Extensions like what you are talking about basically play on the fears of people who know just enough to realize the implecations, but not enough to fully understand the concerns.

Reply Parent Score: 2

RE[8]: I need NoScript
by wirespot on Sat 25th Sep 2010 16:57 in reply to "RE[7]: I need NoScript"
wirespot Member since:
2006-06-21

CRSF has nothing to do with JavaScript or cookies. It's about website actions that do not check that you have actually requested that action. Example: a link that deletes something. Someone can feed you that link under false pretexts (look at this cute puppy image!).

CSRF protection is 99% the responsability of the website. There are ways to do that but, once again, nothing to do with JS or cookies (POST instead of GET, intermediate confirmation page, secret tokens in the link etc.)

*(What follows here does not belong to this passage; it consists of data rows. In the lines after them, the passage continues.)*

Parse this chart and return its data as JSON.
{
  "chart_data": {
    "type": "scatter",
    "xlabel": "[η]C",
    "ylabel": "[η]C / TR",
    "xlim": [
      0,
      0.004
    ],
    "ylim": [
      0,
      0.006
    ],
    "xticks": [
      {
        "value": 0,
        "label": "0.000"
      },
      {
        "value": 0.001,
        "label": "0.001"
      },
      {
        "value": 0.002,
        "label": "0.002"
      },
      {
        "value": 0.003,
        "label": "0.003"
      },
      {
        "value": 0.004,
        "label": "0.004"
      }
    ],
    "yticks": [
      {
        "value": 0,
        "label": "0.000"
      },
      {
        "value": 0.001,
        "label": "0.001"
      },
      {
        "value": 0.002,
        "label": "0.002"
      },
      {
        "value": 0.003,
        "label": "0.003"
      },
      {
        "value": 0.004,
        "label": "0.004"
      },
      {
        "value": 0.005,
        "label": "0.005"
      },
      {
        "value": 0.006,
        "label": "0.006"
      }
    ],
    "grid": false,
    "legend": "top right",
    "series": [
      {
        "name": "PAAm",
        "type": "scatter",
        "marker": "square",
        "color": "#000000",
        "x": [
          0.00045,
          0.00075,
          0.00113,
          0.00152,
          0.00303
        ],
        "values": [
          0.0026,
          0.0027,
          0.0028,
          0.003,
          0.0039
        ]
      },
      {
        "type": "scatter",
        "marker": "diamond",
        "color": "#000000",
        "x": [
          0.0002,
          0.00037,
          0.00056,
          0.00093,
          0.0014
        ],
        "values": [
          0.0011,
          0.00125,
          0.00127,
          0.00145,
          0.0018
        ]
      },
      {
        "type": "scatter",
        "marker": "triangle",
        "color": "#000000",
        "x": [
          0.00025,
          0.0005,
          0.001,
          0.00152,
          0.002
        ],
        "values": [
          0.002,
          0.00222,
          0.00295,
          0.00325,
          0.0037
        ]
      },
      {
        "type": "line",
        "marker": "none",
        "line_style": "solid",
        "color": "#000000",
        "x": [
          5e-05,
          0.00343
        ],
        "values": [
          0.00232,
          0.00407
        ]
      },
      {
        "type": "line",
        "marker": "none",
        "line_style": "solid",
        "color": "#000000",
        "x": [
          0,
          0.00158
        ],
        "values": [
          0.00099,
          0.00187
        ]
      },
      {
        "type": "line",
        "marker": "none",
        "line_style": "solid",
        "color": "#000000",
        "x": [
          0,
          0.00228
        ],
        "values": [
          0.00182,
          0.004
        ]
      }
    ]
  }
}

Now, about XSS. I have only about 50 sites in my NoScript whitelist. I've assembled them over many years and they are not some of the most obvious (ie. Google is not on it). See, the idea is to whitelist sites that actually genuinely need JS all the time to work, and those sites are extremely few. Second, often XSS code comes from third-party sites, not from the one you're on, so whitelisting that site is not a problem.

Granted, an XSS vulnerability can still exist on a site I whitelist. But the overall risk is a lot lower, precisely because I use NoScript.